1 Eylül 2020; Adil Düzen çalışanı âlimin vefatı-3
Prof. Dr. Arif Ersoy 1 Eylül 2020 tarihinde vefat etti… Arif Ersoy ve Erbakan Hocamız ile “Adil Düzen Çalışmaları” yaptık… O’nu anarken özellikle ‘Adil Düzen Çalışanı’ olarak anmayı uygun görüyorum; açıklaması da özellikle bugünkü yazımızda…
İşte o anılardan derlediğim sadece üç arkadaşımızın anılarının bazı bölümlerini kısaca hatırlatarak günümüzde “sosyal tufan” seviyesinde var olmaya devam eden sorunlara bizim teşhis ve tedavi metodumuzla- ürettiğimiz çare ve çözümlere de ışık tutmuş olalım inşallah…
Merhum Süleyman Karagülle hocamız, Prof. Dr. Arif Ersoy’u anlatıyor…
“Prof. Dr. Necmettin Erbakan ile yıllarca sürecek olan “Adil Düzen, Adil Ekonomik Düzen, Adil Dünya Düzeni, çalışmalarımızda, henüz “doçent” olan Arif Ersoy ile henüz “doktor” olan Yardımcı Doçent Süleyman Akdemir öncülük etti. Başlangıç olarak yukarıda (yani önceki yazıda) isimlerini andığım işte o akademisyen arkadaşlarımızla çalıştık. Bu ekip Akevler’in Adil Düzen ve Millî Görüş çalışmalarının ana kurucularıdır. Bu ekibin ana kadrosunu Prof. Dr. Arif Ersoy oluşturmuştur. Bundan dolayı Prof. Dr. Necmettin Erbakan ile yaptığımız ve onlarca yıl süren “Adil Düzen, Adil Ekonomik Düzen, Adil Dünya Düzeni, Adil Düzene Göre İnsanlık Anayasası vs.” çalışmalarının asıl mimarı Prof.
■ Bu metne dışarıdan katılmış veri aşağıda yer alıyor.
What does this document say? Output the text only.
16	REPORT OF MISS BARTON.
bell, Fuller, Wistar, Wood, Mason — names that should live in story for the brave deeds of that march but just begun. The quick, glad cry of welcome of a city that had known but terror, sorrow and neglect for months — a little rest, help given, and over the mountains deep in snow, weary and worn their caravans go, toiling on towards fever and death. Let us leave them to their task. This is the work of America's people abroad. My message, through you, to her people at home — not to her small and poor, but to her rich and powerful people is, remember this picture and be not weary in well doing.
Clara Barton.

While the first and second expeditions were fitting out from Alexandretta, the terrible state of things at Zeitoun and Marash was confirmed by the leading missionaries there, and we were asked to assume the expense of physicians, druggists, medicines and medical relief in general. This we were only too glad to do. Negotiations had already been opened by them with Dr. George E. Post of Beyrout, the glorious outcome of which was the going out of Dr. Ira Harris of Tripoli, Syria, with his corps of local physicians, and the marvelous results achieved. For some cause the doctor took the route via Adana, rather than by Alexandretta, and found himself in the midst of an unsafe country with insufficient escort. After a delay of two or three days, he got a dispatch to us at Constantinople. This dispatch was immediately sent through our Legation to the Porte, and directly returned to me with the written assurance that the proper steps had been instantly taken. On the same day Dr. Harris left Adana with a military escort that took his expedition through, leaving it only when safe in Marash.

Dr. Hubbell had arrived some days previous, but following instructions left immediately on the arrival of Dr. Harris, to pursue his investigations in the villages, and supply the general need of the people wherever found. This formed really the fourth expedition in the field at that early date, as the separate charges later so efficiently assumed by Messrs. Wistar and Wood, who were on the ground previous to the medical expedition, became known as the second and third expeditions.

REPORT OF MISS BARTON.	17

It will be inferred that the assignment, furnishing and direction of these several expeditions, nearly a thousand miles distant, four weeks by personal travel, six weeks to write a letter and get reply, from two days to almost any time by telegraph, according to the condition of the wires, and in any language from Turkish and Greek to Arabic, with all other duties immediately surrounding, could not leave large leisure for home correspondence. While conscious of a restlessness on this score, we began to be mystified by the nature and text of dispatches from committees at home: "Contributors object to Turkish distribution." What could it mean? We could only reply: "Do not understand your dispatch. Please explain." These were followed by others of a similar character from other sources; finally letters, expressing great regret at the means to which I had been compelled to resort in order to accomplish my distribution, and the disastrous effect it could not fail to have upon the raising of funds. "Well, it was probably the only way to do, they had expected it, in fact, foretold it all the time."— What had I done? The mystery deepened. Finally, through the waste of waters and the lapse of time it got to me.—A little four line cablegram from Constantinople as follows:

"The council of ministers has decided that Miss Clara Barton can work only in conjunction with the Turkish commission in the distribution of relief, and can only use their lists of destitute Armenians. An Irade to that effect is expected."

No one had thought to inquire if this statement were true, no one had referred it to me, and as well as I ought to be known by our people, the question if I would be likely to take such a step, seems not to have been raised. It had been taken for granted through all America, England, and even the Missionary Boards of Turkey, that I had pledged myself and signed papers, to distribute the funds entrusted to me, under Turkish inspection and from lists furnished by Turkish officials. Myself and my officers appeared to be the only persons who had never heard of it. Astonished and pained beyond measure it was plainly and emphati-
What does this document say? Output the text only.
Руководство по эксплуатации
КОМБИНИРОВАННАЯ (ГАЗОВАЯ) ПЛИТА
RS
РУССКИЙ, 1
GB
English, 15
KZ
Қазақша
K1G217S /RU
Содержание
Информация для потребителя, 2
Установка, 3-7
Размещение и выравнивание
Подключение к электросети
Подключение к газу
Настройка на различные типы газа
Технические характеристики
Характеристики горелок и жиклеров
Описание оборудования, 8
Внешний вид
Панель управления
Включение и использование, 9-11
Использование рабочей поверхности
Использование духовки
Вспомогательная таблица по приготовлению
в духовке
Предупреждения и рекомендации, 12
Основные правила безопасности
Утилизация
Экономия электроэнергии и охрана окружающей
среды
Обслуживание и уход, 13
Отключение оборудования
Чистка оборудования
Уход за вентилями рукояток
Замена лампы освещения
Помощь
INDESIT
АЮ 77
Dr. Arif Ersoy’dur. Bu çalışmalar ESAM (Ekonomik ve Sosyal Araştırmalar Merkezi) bünyesinde ve mevsime göre genel olarak kışın Ankara ve/ya yazın Balıkesir/Altınoluk’ta yapılırdı... İlk yıllarda yapılan çalışmaların birinde, Necmettin Erbakan, Arif Ersoy’a, ‘biriken paralar nerede değerlendirilmeli’ diye sorar. Arif Ersoy da cevaben ‘yeni adil bir ekonomik sistem kurulması için harcanması gerektiğini’ söyler, yani cari sistem içinde değerlendirilmesine karşı çıkar. Erbakan bu cevap karşısında sesini çıkarmaz ama daha sonraki yıllarda hiçbir zaman onu paralı işlerde görevlendirmez. Dr. Arif Ersoy, yıllar boyunca ESAM genel sekreterliği yaptığı halde, daha üst seviyede görevler alması gerektiği ile ilgili tavsiyelerimizi sadece sabırla dinlemekle iktifa etti… Ankara’da yaşadığı yıllarda ESAM Genel Sekreteri oldu ama hiçbir zaman başkan olmadı, tam yetki ile donatılmadı. Uluslararası toplantılarda gerçek emek sahibi o olduğu halde, takdir ve teşekkürler hep başkalarına yapılıyordu.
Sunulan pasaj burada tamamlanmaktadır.